Nexstar Broadcasting Group, Inc. (Nasdaq: NXST) announced today that it
renewed and reached new multi-year retransmission consent agreements
with 179 cable operators, direct broadcast satellite providers and
telcos. The retransmission agreements are expected to generate more than
$75 million in revenue to Nexstar over the life of the agreements, with
approximately one third of the revenue to be realized in 2009.
Perry A. Sook, Chairman, President and Chief Executive Officer of
Nexstar Broadcasting Group, Inc., commented, "In late 2005, Nexstar
emerged as an industry pioneer in the negotiation of retransmission
consent agreements. The original agreements, primarily three to four
years in length, called for revenue to Nexstar of about $50 million over
their term. In 2008, Nexstar reported that 47% of the contract dollars
represented by the original agreements, or approximately $23.5 million,
were up for renegotiation. As such, the more than $75 million in revenue
to be derived from the new retransmission consent agreements represents
extraordinary growth over both the original agreements and the
anticipated levels of renewal.”
In the first nine months of 2008 (ended September 30), Nexstar recorded
approximately $15.5 million of revenue related to retransmission consent
agreements, a 23% rise over the levels achieved during the same period
in 2007.
Mr.
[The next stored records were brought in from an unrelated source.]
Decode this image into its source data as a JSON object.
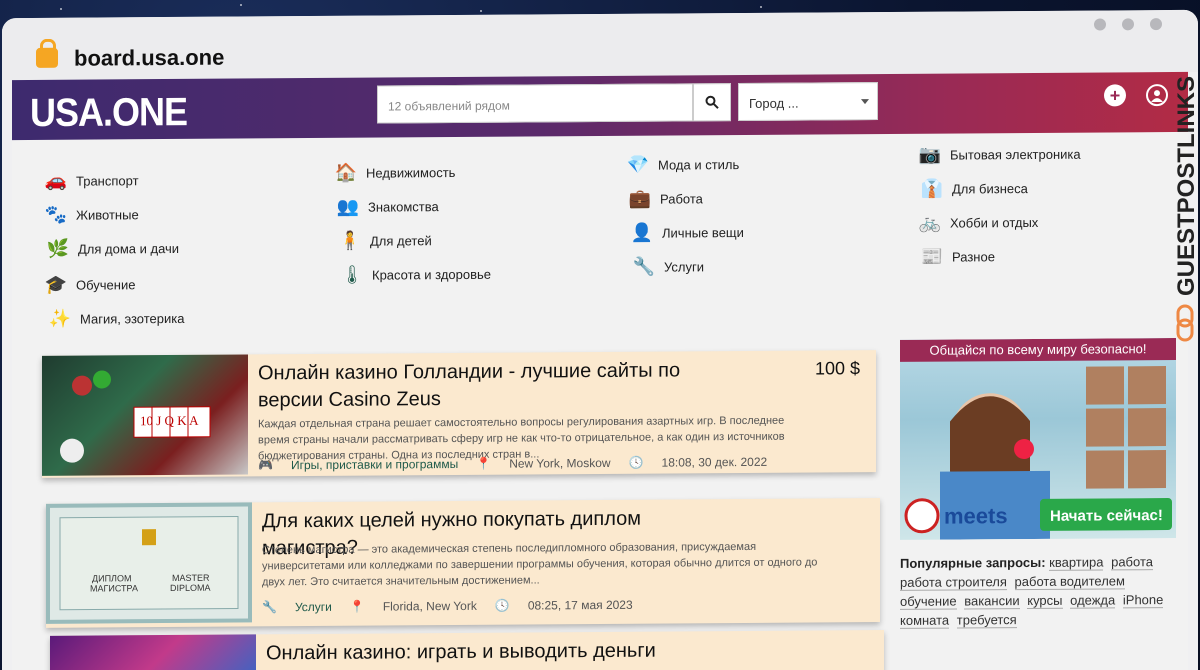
{
  "browser": {
    "url": "board.usa.one"
  },
  "header": {
    "logo": "USA.ONE",
    "search_placeholder": "12 объявлений рядом",
    "city": "Город ..."
  },
  "categories": [
    {
      "label": "Транспорт",
      "icon": "car-icon"
    },
    {
      "label": "Животные",
      "icon": "paw-icon"
    },
    {
      "label": "Для дома и дачи",
      "icon": "plant-icon"
    },
    {
      "label": "Обучение",
      "icon": "graduation-cap-icon"
    },
    {
      "label": "Магия, эзотерика",
      "icon": "magic-wand-icon"
    },
    {
      "label": "Недвижимость",
      "icon": "home-icon"
    },
    {
      "label": "Знакомства",
      "icon": "users-icon"
    },
    {
      "label": "Для детей",
      "icon": "child-icon"
    },
    {
      "label": "Красота и здоровье",
      "icon": "health-icon"
    },
    {
      "label": "Мода и стиль",
      "icon": "diamond-icon"
    },
    {
      "label": "Работа",
      "icon": "briefcase-icon"
    },
    {
      "label": "Личные вещи",
      "icon": "user-icon"
    },
    {
      "label": "Услуги",
      "icon": "wrench-icon"
    },
    {
      "label": "Бытовая электроника",
      "icon": "camera-icon"
    },
    {
      "label": "Для бизнеса",
      "icon": "tie-icon"
    },
    {
      "label": "Хобби и отдых",
      "icon": "bicycle-icon"
    },
    {
      "label": "Разное",
      "icon": "newspaper-icon"
    }
  ],
  "listings": [
    {
      "title": "Онлайн казино Голландии - лучшие сайты по версии Casino Zeus",
      "price": "100 $",
      "description": "Каждая отдельная страна решает самостоятельно вопросы регулирования азартных игр. В последнее время страны начали рассматривать сферу игр не как что-то отрицательное, а как один из источников бюджетирования страны. Одна из последних стран в...",
      "category": "Игры, приставки и программы",
      "location": "New York, Moskow",
      "date": "18:08, 30 дек. 2022"
    },
    {
      "title": "Для каких целей нужно покупать диплом магистра?",
      "price": "",
      "description": "Степень магистра — это академическая степень последипломного образования, присуждаемая университетами или колледжами по завершении программы обучения, которая обычно длится от одного до двух лет. Это считается значительным достижением...",
      "category": "Услуги",
      "location": "Florida, New York",
      "date": "08:25, 17 мая 2023"
    },
    {
      "title": "Онлайн казино: играть и выводить деньги моментально",
      "price": "",
      "description": "",
      "category": "",
      "location": "",
      "date": ""
    }
  ],
  "thumb_text": {
    "diploma_line1": "ДИПЛОМ",
    "diploma_line2": "МАГИСТРА",
    "master_line1": "MASTER",
    "master_line2": "DIPLOMA"
  },
  "ad": {
    "headline": "Общайся по всему миру безопасно!",
    "brand": "meets",
    "cta": "Начать сейчас!"
  },
  "popular": {
    "label": "Популярные запросы:",
    "tags": [
      "квартира",
      "работа",
      "работа строителя",
      "работа водителем",
      "обучение",
      "вакансии",
      "курсы",
      "одежда",
      "iPhone",
      "комната",
      "требуется"
    ]
  },
  "watermark": "GUESTPOSTLINKS",
  "colors": {
    "accent": "#1f5a4a",
    "header_start": "#3d2a6e",
    "header_end": "#b22b45",
    "card_bg": "#fbe9cf"
  }
}
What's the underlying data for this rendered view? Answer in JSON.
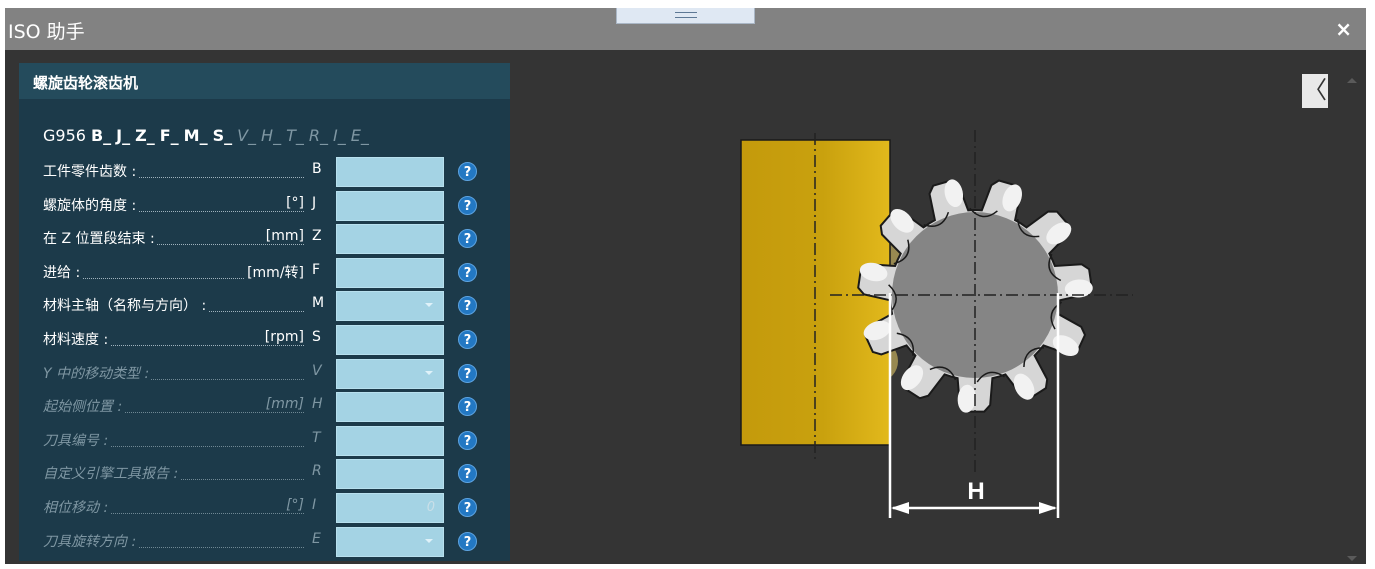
{
  "window": {
    "title": "ISO 助手",
    "close_symbol": "×"
  },
  "panel": {
    "title": "螺旋齿轮滚齿机",
    "code": {
      "prefix": "G956",
      "active": [
        "B_",
        "J_",
        "Z_",
        "F_",
        "M_",
        "S_"
      ],
      "inactive": [
        "V_",
        "H_",
        "T_",
        "R_",
        "I_",
        "E_"
      ]
    },
    "rows": [
      {
        "label": "工件零件齿数 :",
        "unit": "",
        "letter": "B",
        "type": "input",
        "value": "",
        "enabled": true
      },
      {
        "label": "螺旋体的角度 :",
        "unit": "[°]",
        "letter": "J",
        "type": "input",
        "value": "",
        "enabled": true
      },
      {
        "label": "在 Z 位置段结束 :",
        "unit": "[mm]",
        "letter": "Z",
        "type": "input",
        "value": "",
        "enabled": true
      },
      {
        "label": "进给 :",
        "unit": "[mm/转]",
        "letter": "F",
        "type": "input",
        "value": "",
        "enabled": true
      },
      {
        "label": "材料主轴（名称与方向） :",
        "unit": "",
        "letter": "M",
        "type": "select",
        "value": "",
        "enabled": true
      },
      {
        "label": "材料速度 :",
        "unit": "[rpm]",
        "letter": "S",
        "type": "input",
        "value": "",
        "enabled": true
      },
      {
        "label": "Y 中的移动类型 :",
        "unit": "",
        "letter": "V",
        "type": "select",
        "value": "",
        "enabled": false
      },
      {
        "label": "起始侧位置 :",
        "unit": "[mm]",
        "letter": "H",
        "type": "input",
        "value": "",
        "enabled": false
      },
      {
        "label": "刀具编号 :",
        "unit": "",
        "letter": "T",
        "type": "input",
        "value": "",
        "enabled": false
      },
      {
        "label": "自定义引擎工具报告 :",
        "unit": "",
        "letter": "R",
        "type": "input",
        "value": "",
        "enabled": false
      },
      {
        "label": "相位移动 :",
        "unit": "[°]",
        "letter": "I",
        "type": "input",
        "value": "0",
        "enabled": false
      },
      {
        "label": "刀具旋转方向 :",
        "unit": "",
        "letter": "E",
        "type": "select",
        "value": "",
        "enabled": false
      }
    ],
    "help_symbol": "?"
  },
  "collapse_symbol": "〈",
  "diagram": {
    "dimension_label": "H"
  },
  "colors": {
    "title_bar": "#828282",
    "window_bg": "#343434",
    "panel_bg": "#1c3a4a",
    "panel_header": "#244b5c",
    "field_bg": "#a4d3e4",
    "help_icon": "#2378c3",
    "workpiece": "#c9a10e",
    "gear": "#858585"
  },
  "icons": [
    "close-icon",
    "drag-handle-icon",
    "help-icon",
    "dropdown-arrow-icon",
    "collapse-icon",
    "scroll-up-icon",
    "scroll-down-icon"
  ]
}
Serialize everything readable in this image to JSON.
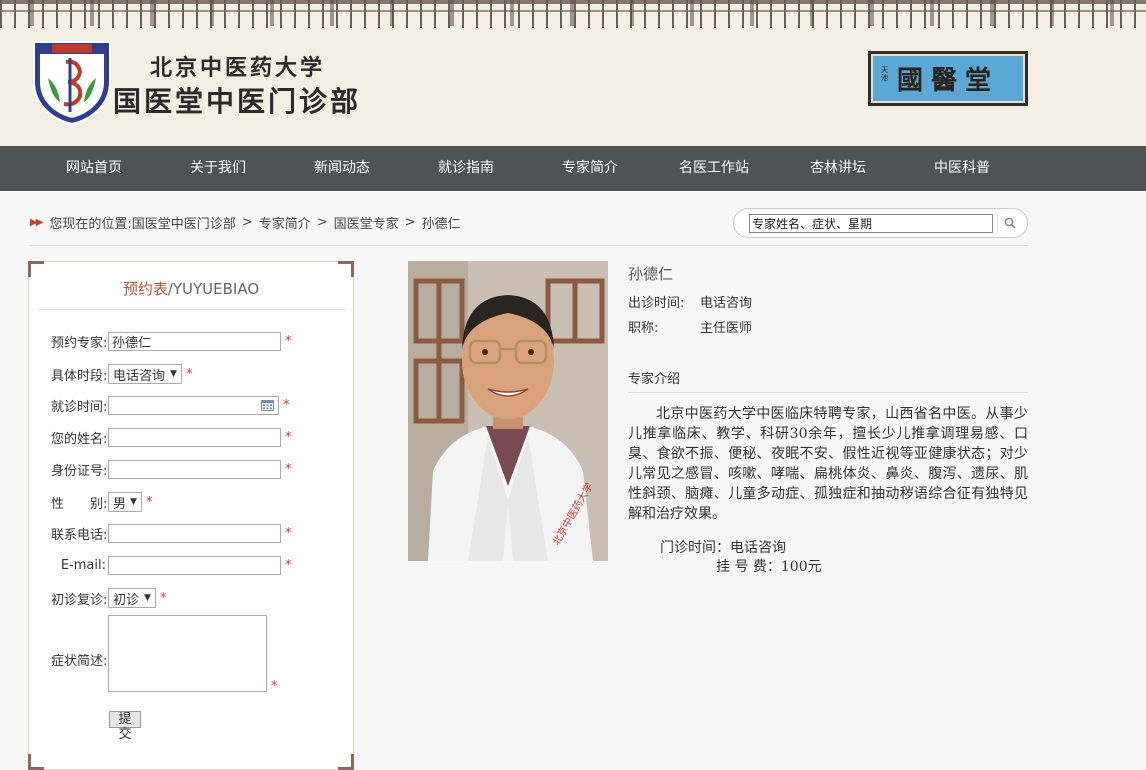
{
  "header": {
    "title_top": "北京中医药大学",
    "title_main": "国医堂中医门诊部",
    "plaque_text": "國醫堂",
    "plaque_small": "天池"
  },
  "nav": [
    "网站首页",
    "关于我们",
    "新闻动态",
    "就诊指南",
    "专家简介",
    "名医工作站",
    "杏林讲坛",
    "中医科普"
  ],
  "breadcrumb": {
    "prefix": "您现在的位置:",
    "items": [
      "国医堂中医门诊部",
      "专家简介",
      "国医堂专家",
      "孙德仁"
    ],
    "separator": ">"
  },
  "search": {
    "placeholder": "专家姓名、症状、星期"
  },
  "form": {
    "title_cn": "预约表",
    "title_en": "/YUYUEBIAO",
    "fields": {
      "expert_label": "预约专家:",
      "expert_value": "孙德仁",
      "period_label": "具体时段:",
      "period_value": "电话咨询",
      "visit_time_label": "就诊时间:",
      "name_label": "您的姓名:",
      "id_label": "身份证号:",
      "gender_label": "性　　别:",
      "gender_value": "男",
      "phone_label": "联系电话:",
      "email_label": "E-mail:",
      "visit_type_label": "初诊复诊:",
      "visit_type_value": "初诊",
      "symptom_label": "症状简述:"
    },
    "required_mark": "*",
    "submit_label": "提 交"
  },
  "doctor": {
    "name": "孙德仁",
    "schedule_label": "出诊时间:",
    "schedule_value": "电话咨询",
    "title_label": "职称:",
    "title_value": "主任医师",
    "intro_heading": "专家介绍",
    "intro_text": "北京中医药大学中医临床特聘专家，山西省名中医。从事少儿推拿临床、教学、科研30余年，擅长少儿推拿调理易感、口臭、食欲不振、便秘、夜眠不安、假性近视等亚健康状态；对少儿常见之感冒、咳嗽、哮喘、扁桃体炎、鼻炎、腹泻、遗尿、肌性斜颈、脑瘫、儿童多动症、孤独症和抽动秽语综合征有独特见解和治疗效果。",
    "consult_time": "门诊时间：电话咨询",
    "fee": "挂 号 费：100元"
  },
  "colors": {
    "nav_bg": "#4e5355",
    "accent": "#b4553a",
    "required": "#d33333"
  }
}
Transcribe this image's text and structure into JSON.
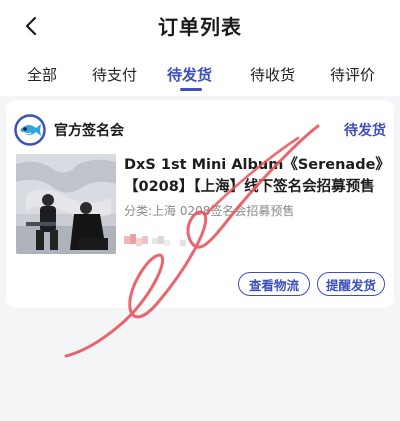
{
  "header": {
    "title": "订单列表",
    "back_icon": "chevron-left-icon"
  },
  "tabs": [
    {
      "label": "全部"
    },
    {
      "label": "待支付"
    },
    {
      "label": "待发货",
      "active": true
    },
    {
      "label": "待收货"
    },
    {
      "label": "待评价"
    }
  ],
  "order": {
    "shop_name": "官方签名会",
    "shop_logo_icon": "fish-logo-icon",
    "status": "待发货",
    "product_title": "DxS 1st Mini Album《Serenade》【0208】【上海】线下签名会招募预售",
    "product_spec": "分类:上海 0208签名会招募预售",
    "actions": {
      "logistics_label": "查看物流",
      "remind_label": "提醒发货"
    }
  },
  "colors": {
    "accent": "#3d4fbf",
    "scribble": "#e8545c",
    "background": "#f4f5f7"
  }
}
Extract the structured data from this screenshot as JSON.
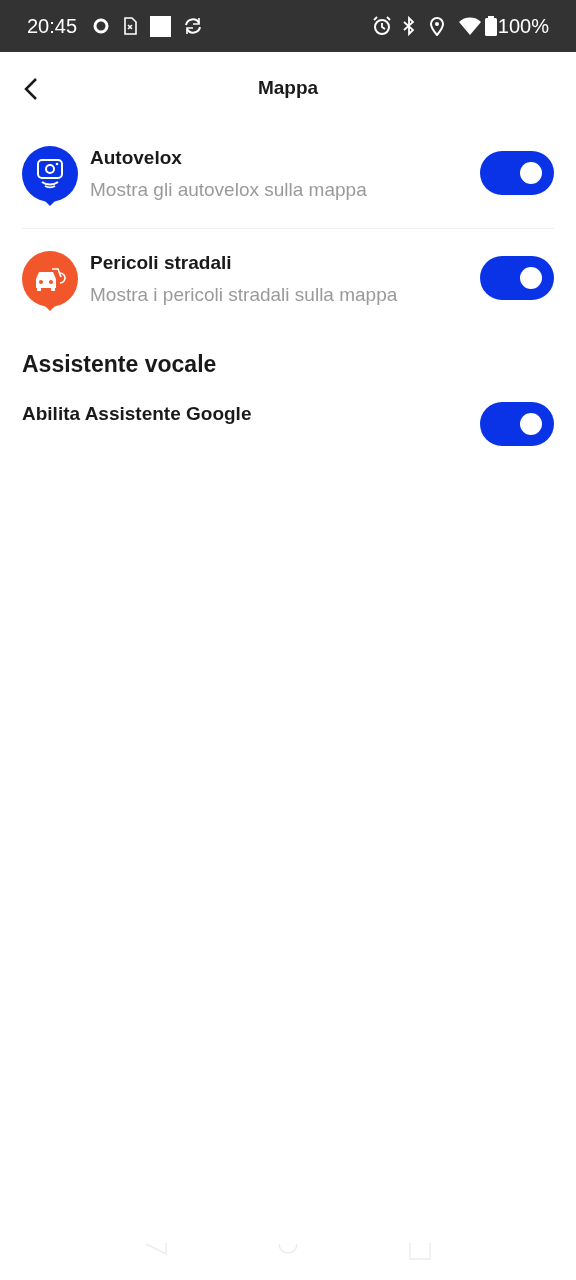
{
  "status_bar": {
    "time": "20:45",
    "battery": "100%"
  },
  "header": {
    "title": "Mappa"
  },
  "map_settings": [
    {
      "kind": "camera",
      "title": "Autovelox",
      "subtitle": "Mostra gli autovelox sulla mappa",
      "on": true,
      "color": "#0a33e8"
    },
    {
      "kind": "hazard",
      "title": "Pericoli stradali",
      "subtitle": "Mostra i pericoli stradali sulla mappa",
      "on": true,
      "color": "#f2572b"
    }
  ],
  "voice_section": {
    "title": "Assistente vocale",
    "items": [
      {
        "title": "Abilita Assistente Google",
        "on": true
      }
    ]
  }
}
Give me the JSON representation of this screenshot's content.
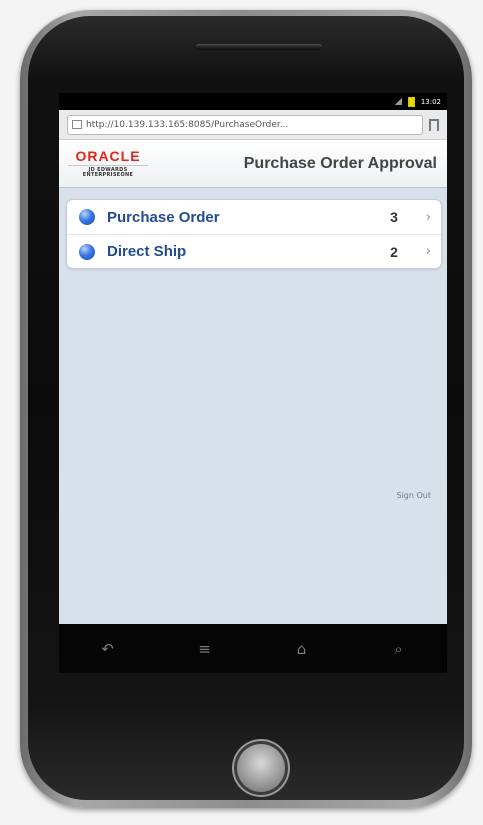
{
  "statusbar": {
    "time": "13:02"
  },
  "browser": {
    "url": "http://10.139.133.165:8085/PurchaseOrder..."
  },
  "header": {
    "logo_brand": "ORACLE",
    "logo_sub": "JD EDWARDS ENTERPRISEONE",
    "title": "Purchase Order Approval"
  },
  "list": [
    {
      "label": "Purchase Order",
      "count": "3",
      "chevron": "›"
    },
    {
      "label": "Direct Ship",
      "count": "2",
      "chevron": "›"
    }
  ],
  "footer": {
    "signout": "Sign Out"
  },
  "nav": {
    "back": "↶",
    "menu": "≡",
    "home": "⌂",
    "search": "⌕"
  },
  "colors": {
    "brand_red": "#e2241b",
    "link_blue": "#234c92",
    "screen_bg": "#d8e0ec"
  }
}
Sook added, "Nexstar has several additional retransmission
agreements which will be re-negotiated in 2009 and we expect further
upside to the annualized run rate of our retransmission revenue stream
in future years.”
About Nexstar Broadcasting Group, Inc.
Upon the completion of announced transactions, Nexstar Broadcasting
Group will own, operate, program or provide sales and other services to
52 television stations in 30 markets in the states of Illinois, Indiana,
Maryland, Missouri, Montana, Texas, Pennsylvania, Louisiana, Arkansas,
Alabama, New York and Florida. Nexstar’s television station group
includes affiliates of NBC, CBS, ABC, FOX, MyNetworkTV and The CW and
pro-forma for the completion of all announced transactions, reaches
approximately 10 million U.S. television households or approximately
8.8% of all U.S. television households.
Forward-Looking Statements
Statements in this news release which are not purely historical facts,
including statements about forecasted financial projections (such as
changes in net revenue) or other statements about anticipations,
beliefs, expectations, hopes, intentions or strategies in the future,
may be forward-looking statements within the meaning of Section 27A of
the Securities Act of 1933, as amended and Section 21E of the Securities
Exchange Act of 1934, as amended. Such forward-looking statements
involve risks and uncertainties, and are subject to change based on
various important factors, including the impact of changes in national
and regional economies, our ability to service and refinance our
outstanding debt, successful integration of acquired television stations
(including achievement of synergies and cost reductions), pricing
fluctuations in local and national advertising, future regulatory
actions and conditions in the television stations' operating areas,
competition from others in the broadcast television markets served by
the Company, volatility in programming costs, the effects of
governmental regulation of broadcasting, industry consolidation,
technological developments and major world news events. Unless required
by law, we undertake no obligation to update or revise any
forward-looking statements, whether as a result of new information,
future events or otherwise. In light of these risks, uncertainties and
assumptions, the forward-looking events discussed in this news release
might not occur. You should not place undue reliance on these
forward-looking statements, which speak only as of the date of this
release. For more details on factors that could affect these
expectations, please see our filings with the Securities and Exchange
Commission, including our most recent Annual Report on Form 10-K.